Beberapa rekaman panggung gamelan selama di Mesir, kubawa kini ke Tunis. Juga aneka klip lagu Doel Sumbang, Nining Meida atau pop Sunda lainnya. Kala santai, kaset-kaset itu kunikmati. Sekedar nostalgia perekat kenangan. Sekaligus obat rinduku pada ibunda nun jauh di sana.

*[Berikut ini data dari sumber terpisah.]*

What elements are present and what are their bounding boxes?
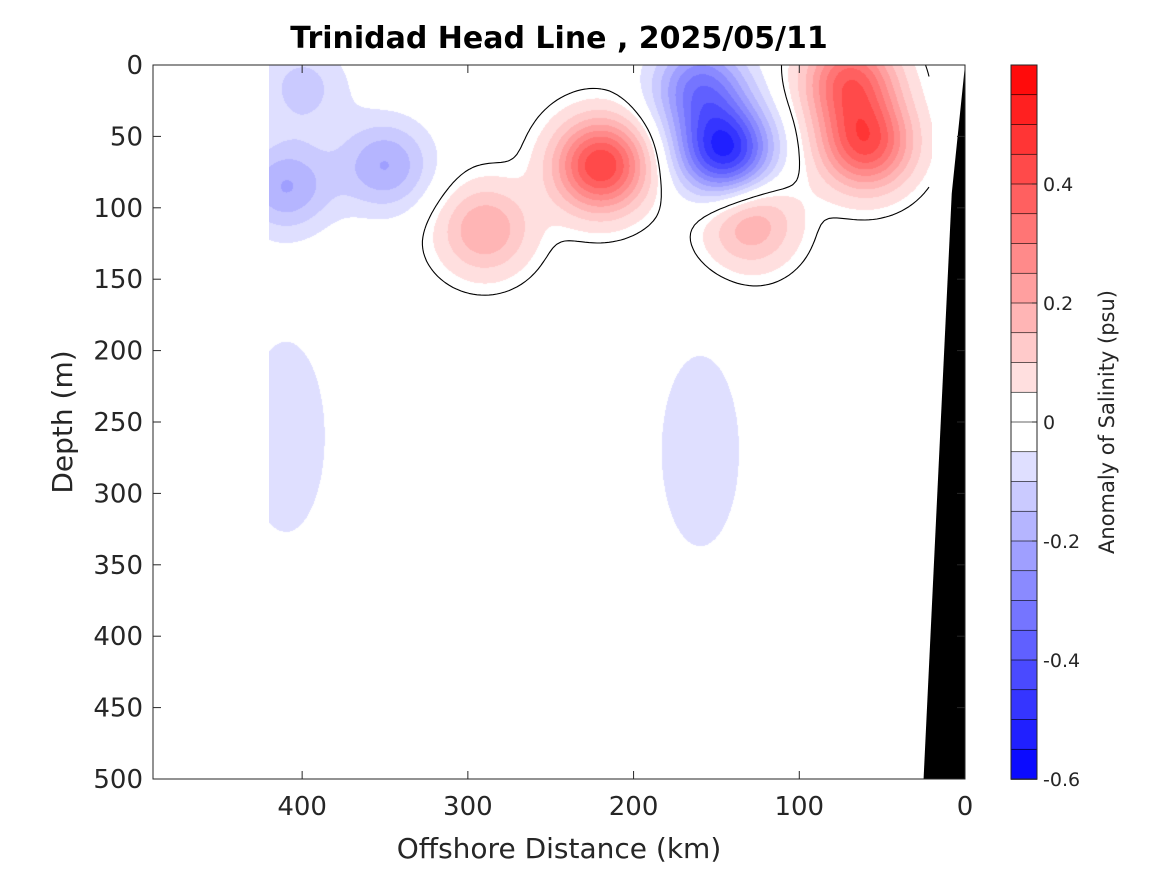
x-tick-label: 200 <box>609 792 659 822</box>
colorbar-segment <box>1010 659 1038 691</box>
colorbar-segment <box>1010 183 1038 215</box>
colorbar-segment <box>1010 481 1038 513</box>
x-tick-label: 0 <box>957 792 974 822</box>
colorbar-segment <box>1010 570 1038 602</box>
colorbar-tick-label: -0.4 <box>1043 650 1080 672</box>
colorbar-segment <box>1010 302 1038 334</box>
colorbar-tick-label: 0.4 <box>1043 174 1073 196</box>
y-tick-label: 150 <box>93 265 143 295</box>
colorbar-segment <box>1010 510 1038 542</box>
y-tick-label: 100 <box>93 194 143 224</box>
colorbar-segment <box>1010 391 1038 423</box>
y-tick-label: 450 <box>93 694 143 724</box>
y-tick-label: 400 <box>93 622 143 652</box>
y-tick-label: 50 <box>110 122 143 152</box>
colorbar-segment <box>1010 124 1038 156</box>
colorbar-segment <box>1010 748 1038 780</box>
x-tick-label: 400 <box>277 792 327 822</box>
colorbar-segment <box>1010 540 1038 572</box>
colorbar-segment <box>1010 719 1038 751</box>
colorbar-segment <box>1010 689 1038 721</box>
y-axis-label: Depth (m) <box>46 350 79 493</box>
salinity-anomaly-field <box>269 65 932 779</box>
y-tick-label: 250 <box>93 408 143 438</box>
colorbar-label: Anomaly of Salinity (psu) <box>1095 290 1119 554</box>
y-tick-label: 0 <box>126 51 143 81</box>
y-tick-label: 350 <box>93 551 143 581</box>
colorbar-segment <box>1010 272 1038 304</box>
colorbar-segment <box>1010 421 1038 453</box>
colorbar-tick-label: 0 <box>1043 412 1055 434</box>
colorbar-segment <box>1010 94 1038 126</box>
colorbar-segment <box>1010 243 1038 275</box>
colorbar-tick-label: -0.6 <box>1043 769 1080 791</box>
colorbar-segment <box>1010 362 1038 394</box>
seafloor-bathymetry <box>923 65 965 779</box>
y-tick-label: 500 <box>93 765 143 795</box>
y-tick-label: 300 <box>93 479 143 509</box>
colorbar-segment <box>1010 64 1038 96</box>
colorbar-tick-label: 0.2 <box>1043 293 1073 315</box>
colorbar-segment <box>1010 629 1038 661</box>
colorbar-segment <box>1010 332 1038 364</box>
x-tick-label: 300 <box>443 792 493 822</box>
zero-contour-line <box>421 65 930 296</box>
colorbar-frame <box>1010 64 1038 780</box>
colorbar-segment <box>1010 600 1038 632</box>
colorbar-segment <box>1010 451 1038 483</box>
colorbar-segment <box>1010 213 1038 245</box>
colorbar: 0.4 0.2 0 -0.2 -0.4 -0.6 <box>1010 64 1080 791</box>
x-tick-label: 100 <box>774 792 824 822</box>
y-tick-label: 200 <box>93 337 143 367</box>
colorbar-tick-label: -0.2 <box>1043 531 1080 553</box>
colorbar-segment <box>1010 153 1038 185</box>
x-axis-label: Offshore Distance (km) <box>397 832 722 865</box>
chart-title: Trinidad Head Line , 2025/05/11 <box>290 21 827 56</box>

Sejak Maret 2006 ini, aku mendapat kepercayaan membantu KBRI menghidupkan seni tradisional di Tunis. Sebulan dua kali, aku mengenalkan seni angklung, kecapi dan kolintang pada masyarakat Indonesia di sini. Juga pada putera-puteri keluarga besar KBRI Tunis. Agar mereka tetap menjadi anak bangsa yang tak terserabut dari akar kebudayaan bangsanya sendiri. Jika semuanya memungkinkan, insya Allah tim kesenian kami akan ditampilkan dalam acara-acara promosi kebudayaan Indonesia di Tunisia.
Tentu aku sangat menikmati aktifitas ini. Terlebih di era sekarang, angklung pun bisa memainkan irama modern. Setelah seorang seniman angklung dari Bandung, Daeng Soetigna, pada tahun 1938, berhasil mengubah nada yang dihasilkan angklung, dari semula pentatonis menjadi diatonis. Maka angklung pun tak hanya bisa memainkan lagu Sunda, tetapi juga aneka lagu lainnya, hingga lagu klasik. Menurut Ensiklopedi Indonesia, Daeng Soetigna berhasil memainkan karya Johan Strauss, an der schonen blauen donau, dengan angklung.

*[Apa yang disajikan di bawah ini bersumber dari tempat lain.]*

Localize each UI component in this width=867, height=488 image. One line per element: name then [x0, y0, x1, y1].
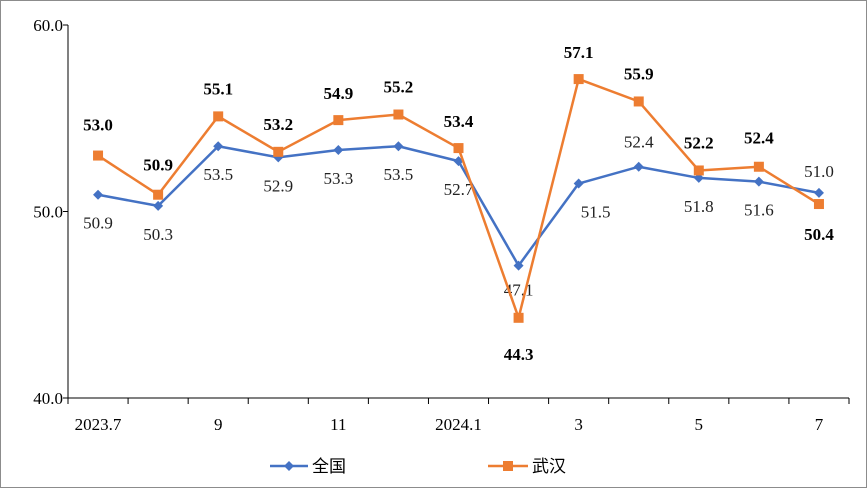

Angklung juga punya nilai sejarah penting. Presiden Sukarno termasuk yang kesengsem dengan angklung. Daeng sering diundang ke istana untuk memainkan angklung. Pada tanggal 11 November 1946, Daeng memainkan angklung modern di hadapan para peserta Perundingan Linggarjati yang bersejarah itu. Kren khan angklung...!

* * *


Tim Gamelan Sunda dalam sebuah acara di Kairo, pertengahan 2005..(aku yg mana yach?!)
Keindahan seni tak hanya memperhalus budi dan memperelok dunia. Tetapi juga membangkitkan rinduku pada keindahan silam. Pada masa laluku yang indah, pada ibuku nun jauh di sana. Maka kala angklung itu kumainkan, kala kaset lagu-lagu Sunda itu kudengarkan, semangatku pulih, untuk segera merampungkan tugas akademisku yang tinggal beberapa tahap lagi. Agar aku bisa segera kembali ke desa, bertemu keluarga tercinta. Lalu menari jaipongan bersama ibu, seperti yang dulu-dulu itu...

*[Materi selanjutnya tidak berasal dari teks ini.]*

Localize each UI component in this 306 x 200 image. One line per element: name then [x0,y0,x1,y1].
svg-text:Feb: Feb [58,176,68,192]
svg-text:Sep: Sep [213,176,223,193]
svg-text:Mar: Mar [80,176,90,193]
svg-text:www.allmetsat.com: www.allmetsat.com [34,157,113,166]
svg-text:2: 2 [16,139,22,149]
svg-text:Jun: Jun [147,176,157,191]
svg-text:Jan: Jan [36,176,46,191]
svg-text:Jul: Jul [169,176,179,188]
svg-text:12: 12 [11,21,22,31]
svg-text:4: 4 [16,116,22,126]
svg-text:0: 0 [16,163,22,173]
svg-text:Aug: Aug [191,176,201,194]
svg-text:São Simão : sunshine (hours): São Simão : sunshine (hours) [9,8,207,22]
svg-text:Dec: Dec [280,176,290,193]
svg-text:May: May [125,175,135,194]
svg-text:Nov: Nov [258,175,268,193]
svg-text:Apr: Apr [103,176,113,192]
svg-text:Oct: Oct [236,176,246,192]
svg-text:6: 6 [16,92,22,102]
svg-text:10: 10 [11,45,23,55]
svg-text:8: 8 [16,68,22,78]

Salam Manis dari TunisSenin 6 Maret 2006

1 comment:

  1. AnonymousJuly 14, 2007

    Langkung tipayun paralun anu kasuhun, wening galih anu dipamrih, hapunten anu diteda. Sim kuring rumaos parantos kumawantun nganjang ka Blog Salira .. tumbu laku kaukur ku umur, mawa seja panghegar manah nu bingah.

    Sarebu laku, salaksa lampah, bilih aya langkung saurbahe carek, da gaduh biwir teu diwengku, letah teu tulangan... amit widi nganjang geusan silaturahmi... neang baraya estu nu diseja.